Лицо горит, а под ногами нет ничего твердого. Он, конечно, может летать, но недолго. Ведь он перешел запретную черту и теперь находится в стане врага. Здесь уже нет поддержки степи, к которой он привык с детства. Он чувствует враждебность мира всем своим естеством – щемящая боль в сердце, грудь сдавило… Кто-то лезет ему языком в ухо. Ах, это дочка хозяина, руки девушки оплетают его шею, словно кольца змеи. Дышать все труднее, а сердце колотится, вырывается из объятий, словно попавшая в сети перепелка.
– Помоги мне, – шепчет Ван Юань, лежащей рядом Наргиз, не в силах освободиться от смертельных объятий.
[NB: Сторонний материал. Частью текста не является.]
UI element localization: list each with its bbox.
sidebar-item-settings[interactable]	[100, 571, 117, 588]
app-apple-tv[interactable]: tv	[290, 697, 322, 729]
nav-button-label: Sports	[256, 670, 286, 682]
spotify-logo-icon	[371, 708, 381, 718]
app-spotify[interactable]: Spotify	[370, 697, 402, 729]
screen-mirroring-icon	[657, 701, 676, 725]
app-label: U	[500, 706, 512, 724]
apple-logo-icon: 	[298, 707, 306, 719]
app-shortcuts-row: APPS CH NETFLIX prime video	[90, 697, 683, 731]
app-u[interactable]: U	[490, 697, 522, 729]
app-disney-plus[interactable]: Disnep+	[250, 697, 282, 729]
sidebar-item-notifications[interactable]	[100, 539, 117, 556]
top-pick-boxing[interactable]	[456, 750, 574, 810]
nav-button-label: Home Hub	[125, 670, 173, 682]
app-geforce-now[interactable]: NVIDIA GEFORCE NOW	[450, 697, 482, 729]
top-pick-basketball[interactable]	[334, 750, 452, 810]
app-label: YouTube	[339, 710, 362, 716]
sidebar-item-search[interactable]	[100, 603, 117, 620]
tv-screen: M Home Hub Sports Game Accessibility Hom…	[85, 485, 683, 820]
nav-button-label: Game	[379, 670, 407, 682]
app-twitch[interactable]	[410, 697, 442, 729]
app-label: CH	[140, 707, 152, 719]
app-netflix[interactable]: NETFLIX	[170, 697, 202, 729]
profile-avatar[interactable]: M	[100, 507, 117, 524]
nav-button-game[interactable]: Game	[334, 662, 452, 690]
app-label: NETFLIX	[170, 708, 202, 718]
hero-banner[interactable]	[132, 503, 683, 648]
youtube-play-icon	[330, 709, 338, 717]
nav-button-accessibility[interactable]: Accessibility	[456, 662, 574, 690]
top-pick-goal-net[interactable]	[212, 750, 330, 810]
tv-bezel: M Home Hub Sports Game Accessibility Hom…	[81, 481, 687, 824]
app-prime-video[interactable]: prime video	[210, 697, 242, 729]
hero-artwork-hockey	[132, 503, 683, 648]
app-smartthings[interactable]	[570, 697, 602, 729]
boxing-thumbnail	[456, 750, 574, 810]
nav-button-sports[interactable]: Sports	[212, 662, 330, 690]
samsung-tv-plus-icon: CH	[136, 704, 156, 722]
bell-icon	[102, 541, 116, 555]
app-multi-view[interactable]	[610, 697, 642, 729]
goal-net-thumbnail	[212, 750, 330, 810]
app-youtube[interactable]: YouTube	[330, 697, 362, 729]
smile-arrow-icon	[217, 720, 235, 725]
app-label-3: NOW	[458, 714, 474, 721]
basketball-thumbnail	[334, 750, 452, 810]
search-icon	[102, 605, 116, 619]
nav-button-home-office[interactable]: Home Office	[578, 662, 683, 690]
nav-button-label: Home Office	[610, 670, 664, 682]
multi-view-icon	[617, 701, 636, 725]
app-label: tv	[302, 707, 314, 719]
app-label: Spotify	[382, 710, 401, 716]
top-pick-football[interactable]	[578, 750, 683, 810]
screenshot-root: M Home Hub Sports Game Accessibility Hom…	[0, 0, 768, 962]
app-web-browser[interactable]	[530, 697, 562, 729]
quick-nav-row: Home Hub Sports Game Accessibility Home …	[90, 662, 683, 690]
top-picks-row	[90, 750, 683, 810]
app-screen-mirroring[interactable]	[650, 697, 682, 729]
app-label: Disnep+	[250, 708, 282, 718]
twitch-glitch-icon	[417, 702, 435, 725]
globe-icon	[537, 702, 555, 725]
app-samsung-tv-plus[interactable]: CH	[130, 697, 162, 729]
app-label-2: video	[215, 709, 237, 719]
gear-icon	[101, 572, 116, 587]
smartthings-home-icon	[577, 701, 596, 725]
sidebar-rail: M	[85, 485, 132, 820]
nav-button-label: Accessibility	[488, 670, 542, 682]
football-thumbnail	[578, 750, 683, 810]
– Ее здесь нет, – отвечают губы Наргиз голосом купца Колы-вана. – Разве она тебе не сказала, кто у нее хозяин?
– Нет, она только предупреждала… – лепечет заплетающимся языком Ван Юань.
– Женись на мне, получишь все, – шепчет Наргиз. – Это настоящий праздник! Ха-ха-ха…
Она смеется, и ее хохот – словно из колодца. Оттуда веет леденящим холодом, и он быстро заполняет ему грудь.
– Жизнь без сердца – лучшая жизнь, – говорит Наргиз голосом учителя Цюй Лиу.
«Или это все же Тао Яозу или Янь Куан?»
– Я один во многих лицах, я сознание всех здесь живущих. Хочешь стать буддой? Познай меня!
Наргиз принимает соблазнительную позу, а Ван Юань понимает, что нет сил противостоять влечению. Ведь все живое, двуногое и пресмыкающееся, подвластно желанию плоти, чужой плоти, которую хочется рвать, грызть и упиваться ею – достать дна и насладиться зверем!
Не ведая, из каких сил, Ван Юань все же уползает обратно по темному длинному коридору – дети, собаки, шепот старух. Выхваченный пламенем свечи их полумрака, возле аналоя стоит Колы-ван, бубнит молитвы и время от времени бьется рогатой головой об стенку.
– Пошел прочь! – машет ему рукой Ван Юань.
Он хватает пергаментную книгу и раскрывает наугад.
«Живый в помощи вышнего, в крове Бога Небесного водворится
Речет Господеви, заступник мой, прибежище мое, Бог мой и уповаю на Него…» 43
Читать тяжело, слова комьями застревают в горле, а сердце каменное, словно и не его вовсе. И снова накатывает леденящее дыхание близкой смерти. Тело колотит лихорадка, зубы стучат, руки ходят ходуном. Но Ван Юань не выпускает книгу, вцепившись в нее, как в последнюю надежду.